Status Quo are one of the most successful British bands of all time with over one hundred million albums sold and a distinctive sound that has often been imitated yet never bettered. A big part of Quo's success was also the two front-men – lead guitarist/vocalist Francis Rossi and rhythm guitarist/vocalist Rick Parfitt. They were the ones who were most often pictured, handled all the press and their two guitars crossed over adorned several Quo releases.

'Backbone', the group's thirty-third studio album, is the first release without Parfitt who passed away in 2016. In his stead is young Irish six-stringer Richie Malone, who was inspired to play the guitar because of Quo and initially came in to fulfil concert duties when Parfitt was suffering from ill-health.

With Rossi literally leading the way as lead vocalist, lead guitarist, chief song-writer and producer, 'Backbone' represents where Quo are now. 'Waiting For A Woman' will surprise a lot of people because it's a slow-burning opener that lures you in before the band burst into 'Cut Me Some Slack' which shows they can still recreate their classic sound at will. 'Liberty Lane', written by Rossi and bassist John "Rhino" Edwards, is another up-tempo gem with a glorious chorus, while the bouncy 'I See You're In Some Trouble' is infectious; Malone's backing vocals are reminiscent of Parfitt and they fit beautifully under Rossi's voice.

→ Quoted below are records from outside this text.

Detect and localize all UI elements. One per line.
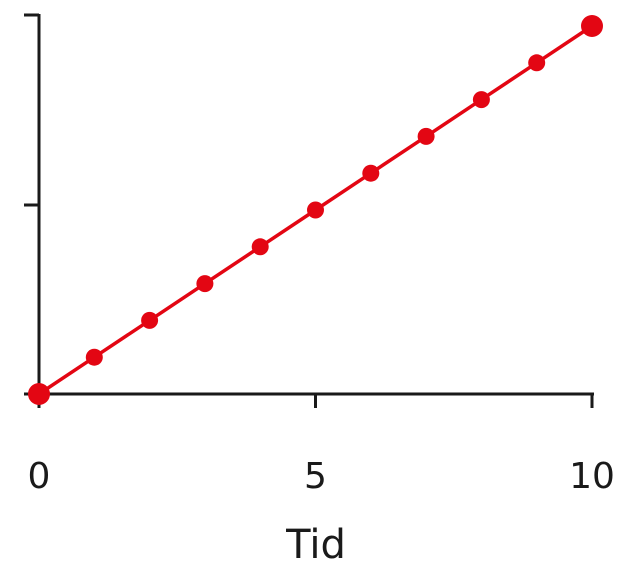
- x-axis: 0 5 10: [24, 392, 615, 497]
- data-point: [417, 127, 435, 145]
- x-tick-label: 10: [569, 456, 615, 497]
- data-point: [141, 311, 159, 329]
- data-point: [528, 54, 546, 72]
- data-point: [196, 275, 214, 293]
- x-tick-label: 0: [28, 456, 51, 497]
- data-point: [581, 15, 603, 37]
- x-tick-label: 5: [304, 456, 327, 497]
- x-axis-label: Tid: [285, 522, 346, 564]
- data-point: [362, 164, 380, 182]
- data-point: [472, 91, 490, 109]
- data-point: [307, 201, 324, 219]
- data-point: [28, 383, 50, 405]
- data-point: [85, 348, 103, 366]
- series-layer: [28, 15, 603, 405]
- data-point: [251, 238, 269, 256]
- y-axis: [24, 13, 41, 396]
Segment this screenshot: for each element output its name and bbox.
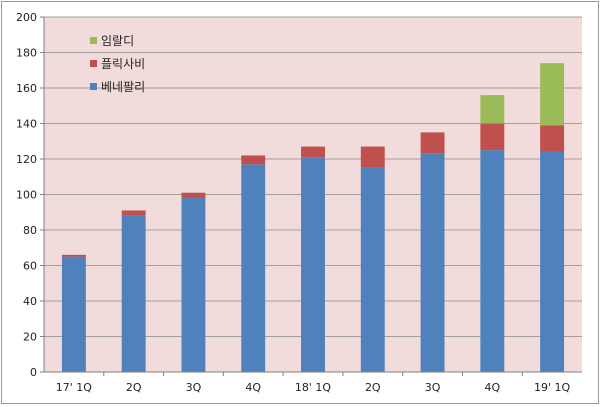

However, it's not all left to Rossi as keyboard player Andy Bown co-wrote the chugging 'Backing Off', drummer Leon Cave penned the upbeat, catchy 'Falling Off The World' and Malone wrote 'Get Out Of My Head' (which he also sings lead on). Elsewhere, both Bown and Edwards join in on the vocals for the excellent John David penned cut 'Better Take Care'.

Despite there being no ballad, I am pretty confident there will be those who claim it's not Quo without Parfitt, which is the same argument that was made when the group carried on without John Coghlan and Alan Lancaster. Personally, I felt the band improved musically after the seventies "Frantic Four" era and that they've continued to put out some superb albums over the last couple of decades – 'Backbone' continues this trend. I also really liked the actual sound which is the result of Rossi's refusal to "compress the fuck out of things." It won't please everyone but no album does. 'Backbone' proves that Status Quo have still got it – and long may they continue!